Good to know about the small donations! Although I wonder: There are lots of (small) AI safety orgs that have a donate thing on their website and it's easy to donate a small amount. Is this also secretly very inefficient? To make bigger donations I would have to save up and then make a good decision. I prefer a drive-by spray-and-pray approach, personally.
NTI is a good suggestion, too! Even if it's not just bio, at least it's not AI safety. (Nothing against AI safety – as I stated above: I already donate in other ways.)
I like this. The actionable points are a bit buried in the prose, but you describe two ways of going astray that I hadn't thought about. Thank you!
One thing I would always mention is that false negatives are less costly in hiring than false positives. But I guess the article is written for an intermediate level of hiring skill, so that point is taken for granted.
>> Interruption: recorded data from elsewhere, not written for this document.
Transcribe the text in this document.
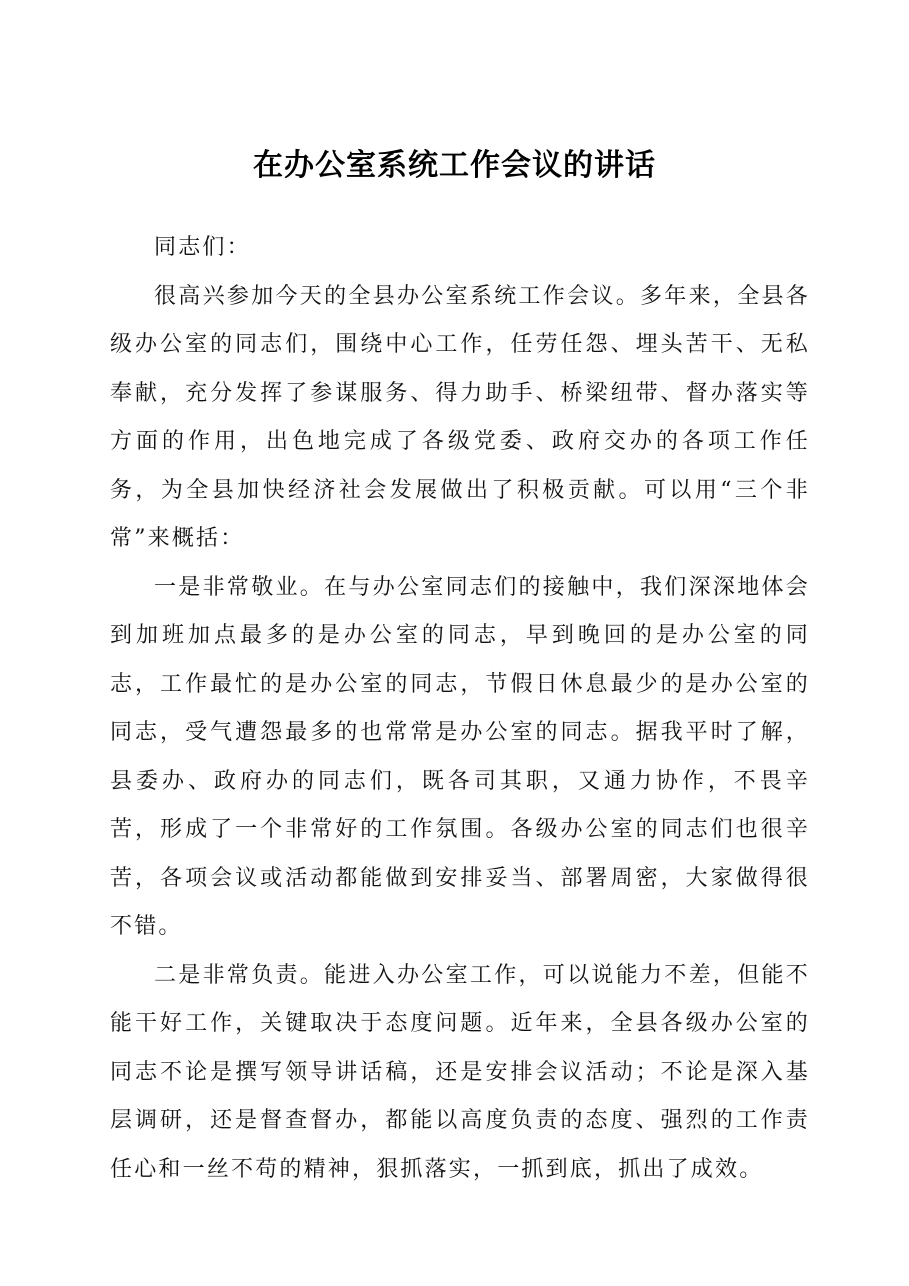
在办公室系统工作会议的讲话

同志们：

很高兴参加今天的全县办公室系统工作会议。多年来，全县各级办公室的同志们，围绕中心工作，任劳任怨、埋头苦干、无私奉献，充分发挥了参谋服务、得力助手、桥梁纽带、督办落实等方面的作用，出色地完成了各级党委、政府交办的各项工作任务，为全县加快经济社会发展做出了积极贡献。可以用“三个非常”来概括：

一是非常敬业。在与办公室同志们的接触中，我们深深地体会到加班加点最多的是办公室的同志，早到晚回的是办公室的同志，工作最忙的是办公室的同志，节假日休息最少的是办公室的同志，受气遭怨最多的也常常是办公室的同志。据我平时了解，县委办、政府办的同志们，既各司其职，又通力协作，不畏辛苦，形成了一个非常好的工作氛围。各级办公室的同志们也很辛苦，各项会议或活动都能做到安排妥当、部署周密，大家做得很不错。

二是非常负责。能进入办公室工作，可以说能力不差，但能不能干好工作，关键取决于态度问题。近年来，全县各级办公室的同志不论是撰写领导讲话稿，还是安排会议活动；不论是深入基层调研，还是督查督办，都能以高度负责的态度、强烈的工作责任心和一丝不苟的精神，狠抓落实，一抓到底，抓出了成效。
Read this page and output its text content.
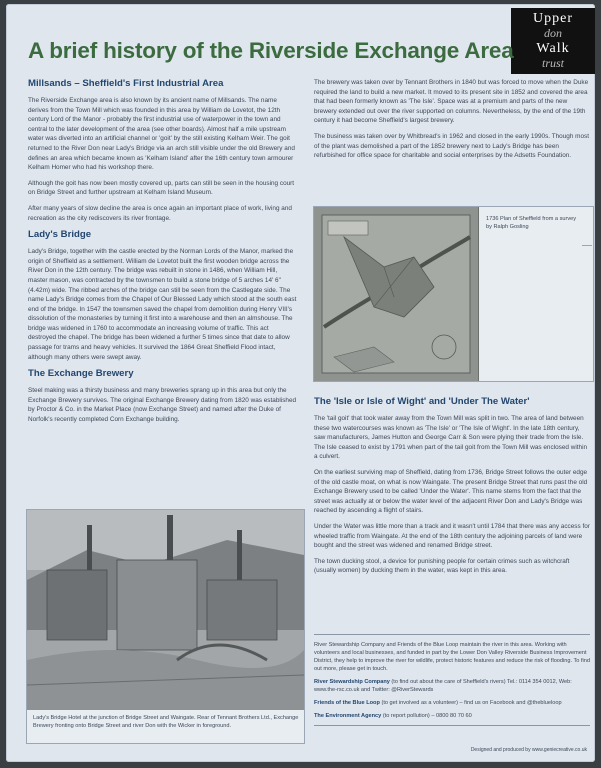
Upper
don
Walk
trust
A brief history of the Riverside Exchange Area
Millsands – Sheffield's First Industrial Area

The Riverside Exchange area is also known by its ancient name of Millsands. The name derives from the Town Mill which was founded in this area by William de Lovetot, the 12th century Lord of the Manor - probably the first industrial use of waterpower in the town and central to the later development of the area (see other boards). Almost half a mile upstream water was diverted into an artificial channel or 'goit' by the still existing Kelham Weir. The goit returned to the River Don near Lady's Bridge via an arch still visible under the old Brewery and defines an area which became known as 'Kelham Island' after the 16th century town armourer Kelham Homer who had his workshop there.

Although the goit has now been mostly covered up, parts can still be seen in the housing court on Bridge Street and further upstream at Kelham Island Museum.

After many years of slow decline the area is once again an important place of work, living and recreation as the city rediscovers its river frontage.

Lady's Bridge

Lady's Bridge, together with the castle erected by the Norman Lords of the Manor, marked the origin of Sheffield as a settlement. William de Lovetot built the first wooden bridge across the River Don in the 12th century. The bridge was rebuilt in stone in 1486, when William Hill, master mason, was contracted by the townsmen to build a stone bridge of 5 arches 14' 6" (4.42m) wide. The ribbed arches of the bridge can still be seen from the Castlegate side. The name Lady's Bridge comes from the Chapel of Our Blessed Lady which stood at the south east end of the bridge. In 1547 the townsmen saved the chapel from demolition during Henry VIII's dissolution of the monasteries by turning it first into a warehouse and then an almshouse. The bridge was widened in 1760 to accommodate an increasing volume of traffic. This act destroyed the chapel. The bridge has been widened a further 5 times since that date to allow passage for trams and heavy vehicles. It survived the 1864 Great Sheffield Flood intact, although many others were swept away.

The Exchange Brewery

Steel making was a thirsty business and many breweries sprang up in this area but only the Exchange Brewery survives. The original Exchange Brewery dating from 1820 was established by Proctor & Co. in the Market Place (now Exchange Street) and named after the Duke of Norfolk's recently completed Corn Exchange building.

The brewery was taken over by Tennant Brothers in 1840 but was forced to move when the Duke required the land to build a new market. It moved to its present site in 1852 and covered the area that had been formerly known as 'The Isle'. Space was at a premium and parts of the new brewery extended out over the river supported on columns. Nevertheless, by the end of the 19th century it had become Sheffield's largest brewery.

The business was taken over by Whitbread's in 1962 and closed in the early 1990s. Though most of the plant was demolished a part of the 1852 brewery next to Lady's Bridge has been refurbished for office space for charitable and social enterprises by the Adsetts Foundation.

1736 Plan of Sheffield from a survey by Ralph Gosling
The 'Isle or Isle of Wight' and 'Under The Water'

The 'tail goit' that took water away from the Town Mill was split in two. The area of land between these two watercourses was known as 'The Isle' or 'The Isle of Wight'. In the late 18th century, saw manufacturers, James Hutton and George Carr & Son were plying their trade from the Isle. The Isle ceased to exist by 1791 when part of the tail goit from the Town Mill was enclosed within a culvert.

On the earliest surviving map of Sheffield, dating from 1736, Bridge Street follows the outer edge of the old castle moat, on what is now Waingate. The present Bridge Street that runs past the old Exchange Brewery used to be called 'Under the Water'. This name stems from the fact that the street was actually at or below the water level of the adjacent River Don and Lady's Bridge was reached by ascending a flight of stairs.

Under the Water was little more than a track and it wasn't until 1784 that there was any access for wheeled traffic from Waingate. At the end of the 18th century the adjoining parcels of land were bought and the street was widened and renamed Bridge street.

The town ducking stool, a device for punishing people for certain crimes such as witchcraft (usually women) by ducking them in the water, was kept in this area.

Lady's Bridge Hotel at the junction of Bridge Street and Waingate. Rear of Tennant Brothers Ltd., Exchange Brewery fronting onto Bridge Street and river Don with the Wicker in foreground.

River Stewardship Company and Friends of the Blue Loop maintain the river in this area. Working with volunteers and local businesses, and funded in part by the Lower Don Valley Riverside Business Improvement District, they help to improve the river for wildlife, protect historic features and reduce the risk of flooding. To find out more, please get in touch.

River Stewardship Company (to find out about the care of Sheffield's rivers) Tel.: 0114 354 0012, Web: www.the-rsc.co.uk and Twitter: @RiverStewards

Friends of the Blue Loop (to get involved as a volunteer) – find us on Facebook and @theblueloop

The Environment Agency (to report pollution) – 0800 80 70 60

Designed and produced by www.geniecreative.co.uk
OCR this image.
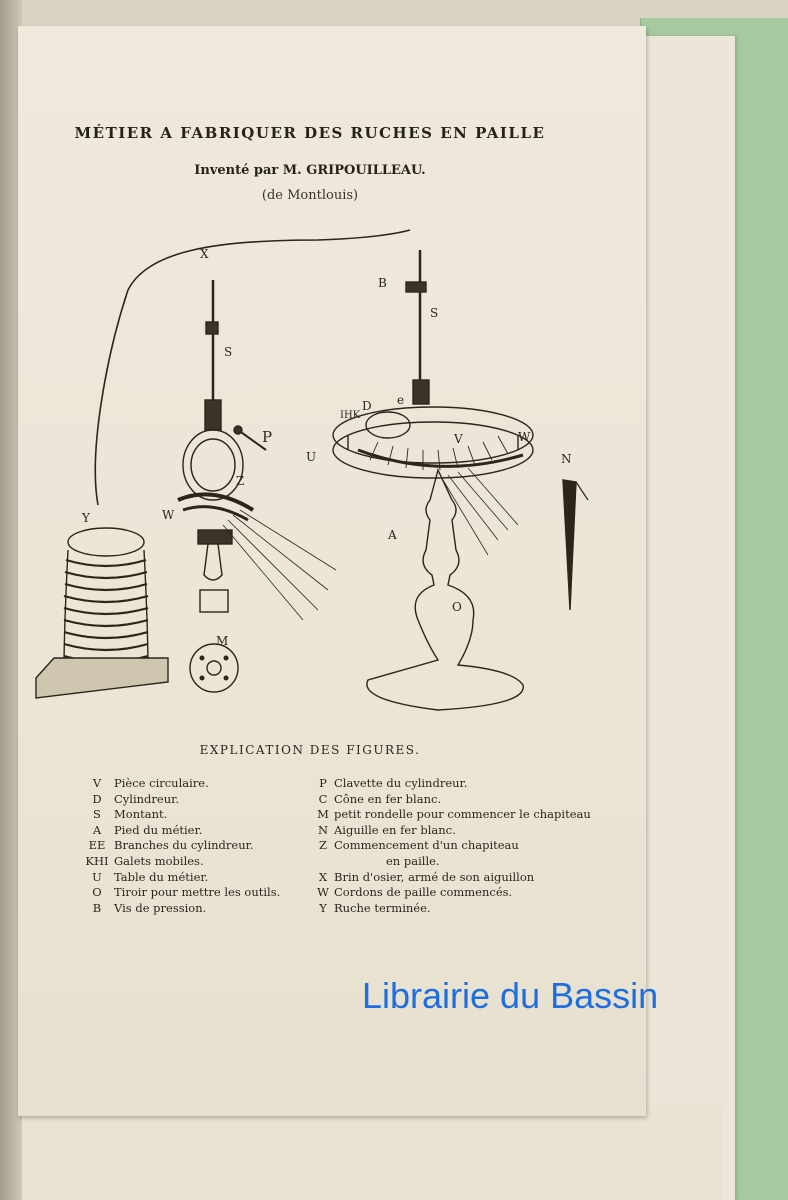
MÉTIER A FABRIQUER DES RUCHES EN PAILLE
Inventé par M. GRIPOUILLEAU.
(de Montlouis)
X
Y
S
P
Z
W
M
B
S
D e
IHK
U
V	W
A
O
N
EXPLICATION DES FIGURES.
V	Pièce circulaire.
D	Cylindreur.
S	Montant.
A	Pied du métier.
EE Branches du cylindreur.
KHI Galets mobiles.
U	Table du métier.
O	Tiroir pour mettre les outils.
B	Vis de pression.
P Clavette du cylindreur.
C Cône en fer blanc.
M petit rondelle pour commencer le chapiteau
N Aiguille en fer blanc.
Z Commencement d'un chapiteau
en paille.
X Brin d'osier, armé de son aiguillon
W Cordons de paille commencés.
Y Ruche terminée.
Librairie du Bassin
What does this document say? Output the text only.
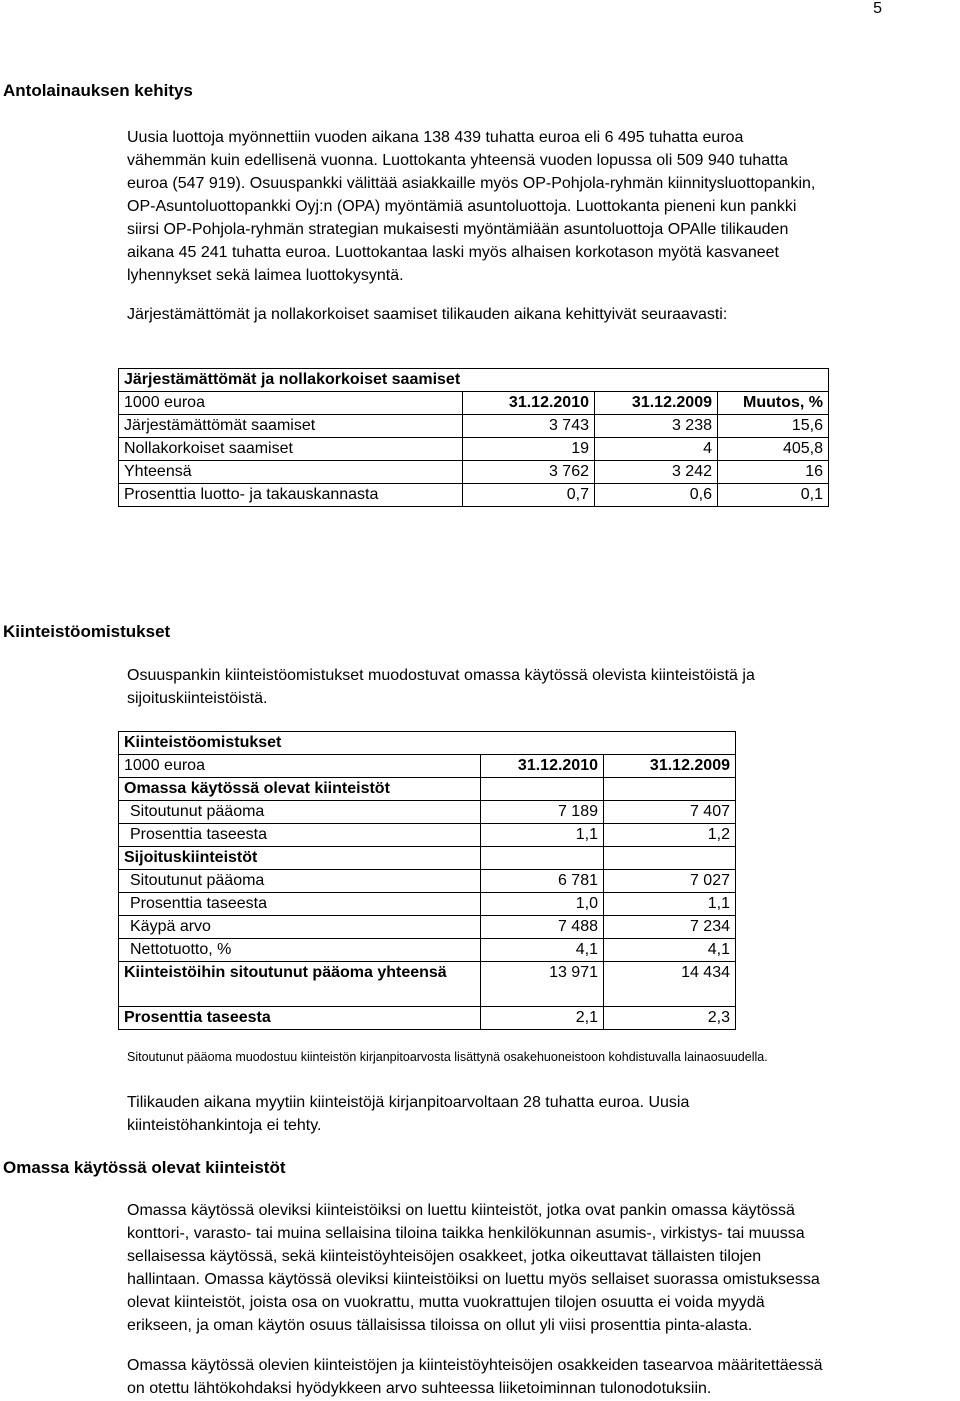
5
Antolainauksen kehitys
Uusia luottoja myönnettiin vuoden aikana 138 439 tuhatta euroa eli 6 495 tuhatta euroa
vähemmän kuin edellisenä vuonna. Luottokanta yhteensä vuoden lopussa oli 509 940 tuhatta
euroa (547 919). Osuuspankki välittää asiakkaille myös OP-Pohjola-ryhmän kiinnitysluottopankin,
OP-Asuntoluottopankki Oyj:n (OPA) myöntämiä asuntoluottoja. Luottokanta pieneni kun pankki
siirsi OP-Pohjola-ryhmän strategian mukaisesti myöntämiään asuntoluottoja OPAlle tilikauden
aikana 45 241 tuhatta euroa. Luottokantaa laski myös alhaisen korkotason myötä kasvaneet
lyhennykset sekä laimea luottokysyntä.
Järjestämättömät ja nollakorkoiset saamiset tilikauden aikana kehittyivät seuraavasti:
Järjestämättömät ja nollakorkoiset saamiset			
1000 euroa	31.12.2010	31.12.2009	Muutos, %
Järjestämättömät saamiset	3 743	3 238	15,6
Nollakorkoiset saamiset	19	4	405,8
Yhteensä	3 762	3 242	16
Prosenttia luotto- ja takauskannasta	0,7	0,6	0,1
Kiinteistöomistukset
Osuuspankin kiinteistöomistukset muodostuvat omassa käytössä olevista kiinteistöistä ja
sijoituskiinteistöistä.
Kiinteistöomistukset		
1000 euroa	31.12.2010	31.12.2009
Omassa käytössä olevat kiinteistöt		
Sitoutunut pääoma	7 189	7 407
Prosenttia taseesta	1,1	1,2
Sijoituskiinteistöt		
Sitoutunut pääoma	6 781	7 027
Prosenttia taseesta	1,0	1,1
Käypä arvo	7 488	7 234
Nettotuotto, %	4,1	4,1
Kiinteistöihin sitoutunut pääoma yhteensä	13 971	14 434
Prosenttia taseesta	2,1	2,3
Sitoutunut pääoma muodostuu kiinteistön kirjanpitoarvosta lisättynä osakehuoneistoon kohdistuvalla lainaosuudella.
Tilikauden aikana myytiin kiinteistöjä kirjanpitoarvoltaan 28 tuhatta euroa. Uusia
kiinteistöhankintoja ei tehty.
Omassa käytössä olevat kiinteistöt
Omassa käytössä oleviksi kiinteistöiksi on luettu kiinteistöt, jotka ovat pankin omassa käytössä
konttori-, varasto- tai muina sellaisina tiloina taikka henkilökunnan asumis-, virkistys- tai muussa
sellaisessa käytössä, sekä kiinteistöyhteisöjen osakkeet, jotka oikeuttavat tällaisten tilojen
hallintaan. Omassa käytössä oleviksi kiinteistöiksi on luettu myös sellaiset suorassa omistuksessa
olevat kiinteistöt, joista osa on vuokrattu, mutta vuokrattujen tilojen osuutta ei voida myydä
erikseen, ja oman käytön osuus tällaisissa tiloissa on ollut yli viisi prosenttia pinta-alasta.
Omassa käytössä olevien kiinteistöjen ja kiinteistöyhteisöjen osakkeiden tasearvoa määritettäessä
on otettu lähtökohdaksi hyödykkeen arvo suhteessa liiketoiminnan tulonodotuksiin.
I know there is more nuance in your post, but if I take your title at face value, I would say: When I'm evaluating candidates and I catch you not being honest (ie. lying or distorting the truth), I'm going to reject your application. If I catch you lying outright, I'm never going to consider you again as a candidate. If I find out after you were hired that you lied during the application process, I would probably do my best to get you fired. (I mean the ‘you’ in a general sense. I'm not expecting you, JDLC, would lie.)
If you give honest, but unspecific answers, and it's about an important skill, I'm going to ask you follow-up questions to figure out what's going on.